Vor allem aber kritisierte der BGH, dass das Oberlandesgericht München die menschenverachtenden Beweggründe und Ziele der Angeklagten unberücksichtigt gelassen habe: Die Frau war glühende Verfechterin der IS-Ideologie. Sie trug auch in Deutschland Schleier vor dem Gesicht, sie wollte, nachdem sie zur Geburt ihrer eigenen Tochter nach Deutschland gekommen war, wieder zurück ins IS-Gebiet. Auf dem Transfer dorthin wurde sie festgenommen. Sie soll der trauernden Jesidin, die um ihr totes Kind weinte, eine Pistole an den Kopf gehalten und ihr gedroht haben, sie zu erschießen, wenn sie damit nicht aufhöre.
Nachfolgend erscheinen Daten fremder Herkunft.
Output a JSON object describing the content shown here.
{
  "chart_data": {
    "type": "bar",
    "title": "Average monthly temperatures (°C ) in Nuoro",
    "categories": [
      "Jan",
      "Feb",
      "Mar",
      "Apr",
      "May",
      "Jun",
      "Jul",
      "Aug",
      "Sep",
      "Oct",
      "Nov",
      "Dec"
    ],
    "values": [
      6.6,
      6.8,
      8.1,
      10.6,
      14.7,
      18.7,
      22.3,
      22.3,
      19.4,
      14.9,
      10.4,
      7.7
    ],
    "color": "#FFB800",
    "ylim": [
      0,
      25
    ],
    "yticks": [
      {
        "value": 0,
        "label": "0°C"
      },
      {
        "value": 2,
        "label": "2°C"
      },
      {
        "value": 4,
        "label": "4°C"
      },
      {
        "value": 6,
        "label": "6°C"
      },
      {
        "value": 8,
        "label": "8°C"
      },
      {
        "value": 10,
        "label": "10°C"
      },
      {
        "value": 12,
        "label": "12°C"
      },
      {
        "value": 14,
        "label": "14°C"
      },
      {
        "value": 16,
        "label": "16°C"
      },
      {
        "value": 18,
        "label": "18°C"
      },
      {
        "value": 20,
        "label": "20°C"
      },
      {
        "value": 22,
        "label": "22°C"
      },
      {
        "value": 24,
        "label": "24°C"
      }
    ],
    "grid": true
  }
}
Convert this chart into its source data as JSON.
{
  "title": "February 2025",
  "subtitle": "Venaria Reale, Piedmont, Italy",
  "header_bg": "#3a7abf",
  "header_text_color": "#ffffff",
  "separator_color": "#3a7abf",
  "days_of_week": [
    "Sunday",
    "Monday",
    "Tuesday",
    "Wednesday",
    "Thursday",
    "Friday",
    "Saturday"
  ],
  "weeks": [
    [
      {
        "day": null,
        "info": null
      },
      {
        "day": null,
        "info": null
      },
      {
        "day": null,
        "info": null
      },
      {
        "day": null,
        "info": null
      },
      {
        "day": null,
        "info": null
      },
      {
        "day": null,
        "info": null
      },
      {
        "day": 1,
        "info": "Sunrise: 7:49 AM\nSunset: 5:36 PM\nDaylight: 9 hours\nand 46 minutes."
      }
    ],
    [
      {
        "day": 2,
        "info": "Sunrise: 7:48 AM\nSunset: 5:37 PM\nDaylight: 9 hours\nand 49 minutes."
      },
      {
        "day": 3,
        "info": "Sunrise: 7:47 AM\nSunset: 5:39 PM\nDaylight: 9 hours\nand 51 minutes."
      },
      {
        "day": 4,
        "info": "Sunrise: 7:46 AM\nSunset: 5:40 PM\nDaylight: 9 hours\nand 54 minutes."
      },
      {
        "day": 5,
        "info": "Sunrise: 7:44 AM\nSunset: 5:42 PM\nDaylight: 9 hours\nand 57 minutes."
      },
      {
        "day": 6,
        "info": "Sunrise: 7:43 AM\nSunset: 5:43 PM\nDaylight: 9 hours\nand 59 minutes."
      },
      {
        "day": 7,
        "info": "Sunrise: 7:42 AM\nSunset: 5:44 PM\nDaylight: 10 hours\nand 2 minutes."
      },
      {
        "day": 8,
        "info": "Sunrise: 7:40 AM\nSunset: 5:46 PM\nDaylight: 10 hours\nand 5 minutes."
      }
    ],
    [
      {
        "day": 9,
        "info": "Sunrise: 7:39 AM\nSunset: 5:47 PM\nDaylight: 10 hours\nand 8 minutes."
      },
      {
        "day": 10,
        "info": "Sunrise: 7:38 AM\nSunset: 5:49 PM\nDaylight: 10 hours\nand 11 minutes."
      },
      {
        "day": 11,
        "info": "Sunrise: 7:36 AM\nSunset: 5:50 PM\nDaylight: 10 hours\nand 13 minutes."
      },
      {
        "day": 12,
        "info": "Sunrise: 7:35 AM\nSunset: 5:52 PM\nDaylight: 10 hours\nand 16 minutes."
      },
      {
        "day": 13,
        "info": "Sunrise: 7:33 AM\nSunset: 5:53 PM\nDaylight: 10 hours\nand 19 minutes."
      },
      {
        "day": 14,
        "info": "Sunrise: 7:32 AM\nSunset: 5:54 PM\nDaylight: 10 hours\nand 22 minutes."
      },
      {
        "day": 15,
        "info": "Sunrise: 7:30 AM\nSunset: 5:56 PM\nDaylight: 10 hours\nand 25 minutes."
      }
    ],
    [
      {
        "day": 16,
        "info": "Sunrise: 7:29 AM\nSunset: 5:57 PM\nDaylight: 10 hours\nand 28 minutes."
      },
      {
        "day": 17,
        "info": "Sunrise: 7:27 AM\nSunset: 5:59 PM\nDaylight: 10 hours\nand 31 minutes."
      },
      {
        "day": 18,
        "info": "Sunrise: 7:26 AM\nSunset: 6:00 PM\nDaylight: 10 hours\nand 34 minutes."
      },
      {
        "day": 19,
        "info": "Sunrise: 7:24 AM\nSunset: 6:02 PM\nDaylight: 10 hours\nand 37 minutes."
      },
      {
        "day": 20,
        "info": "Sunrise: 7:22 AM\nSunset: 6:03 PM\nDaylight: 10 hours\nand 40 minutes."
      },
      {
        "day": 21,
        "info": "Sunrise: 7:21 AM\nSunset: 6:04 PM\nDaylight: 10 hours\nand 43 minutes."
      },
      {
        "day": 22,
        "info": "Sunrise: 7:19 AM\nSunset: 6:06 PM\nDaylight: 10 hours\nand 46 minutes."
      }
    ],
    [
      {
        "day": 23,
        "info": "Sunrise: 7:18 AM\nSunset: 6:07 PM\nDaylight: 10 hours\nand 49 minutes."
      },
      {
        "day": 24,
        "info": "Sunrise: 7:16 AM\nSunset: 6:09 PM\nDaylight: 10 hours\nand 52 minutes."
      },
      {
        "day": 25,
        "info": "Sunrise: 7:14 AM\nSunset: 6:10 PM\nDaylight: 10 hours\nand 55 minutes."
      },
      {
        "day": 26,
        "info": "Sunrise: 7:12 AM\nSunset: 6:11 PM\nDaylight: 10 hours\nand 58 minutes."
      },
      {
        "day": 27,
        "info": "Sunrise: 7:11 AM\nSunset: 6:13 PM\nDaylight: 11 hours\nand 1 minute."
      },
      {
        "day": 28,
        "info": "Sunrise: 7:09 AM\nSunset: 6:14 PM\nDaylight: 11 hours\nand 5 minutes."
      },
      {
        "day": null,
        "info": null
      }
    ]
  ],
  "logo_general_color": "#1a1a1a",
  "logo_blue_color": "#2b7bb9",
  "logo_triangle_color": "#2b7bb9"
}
Jennifer W. sitzt in Hamburg in Haft. Von ihrem IS-Mann hat sie ein Kind

Die menschenverachtende Gesinnung sei in der Tat zum Ausdruck gekommen, erklärt nun der BGH. Die Menschenrechte der Jesiden seien vom IS negiert und ihre Menschenwürde verletzt worden. Die Angeklagte habe das Verbrechen des Völkermords an den Jesiden gebilligt genauso wie die Absicht des IS, die religiöse Gruppe auszulöschen.

Damit hat der BGH der Revision der Bundesanwaltschaft weitgehend stattgegeben. Die Revision der Verurteilten wurde verworfen. Die Frau sitzt mittlerweile in Hamburg in Haft. Sie hat selbst eine Tochter, aus der Ehe mit dem IS-Mann. Der wurde im November 2021 vor dem OLG Frankfurt zu lebenslanger Haft verurteilt. Das Urteil ist rechtskräftig. Nun könnte es auch seiner früheren Frau so ergehen.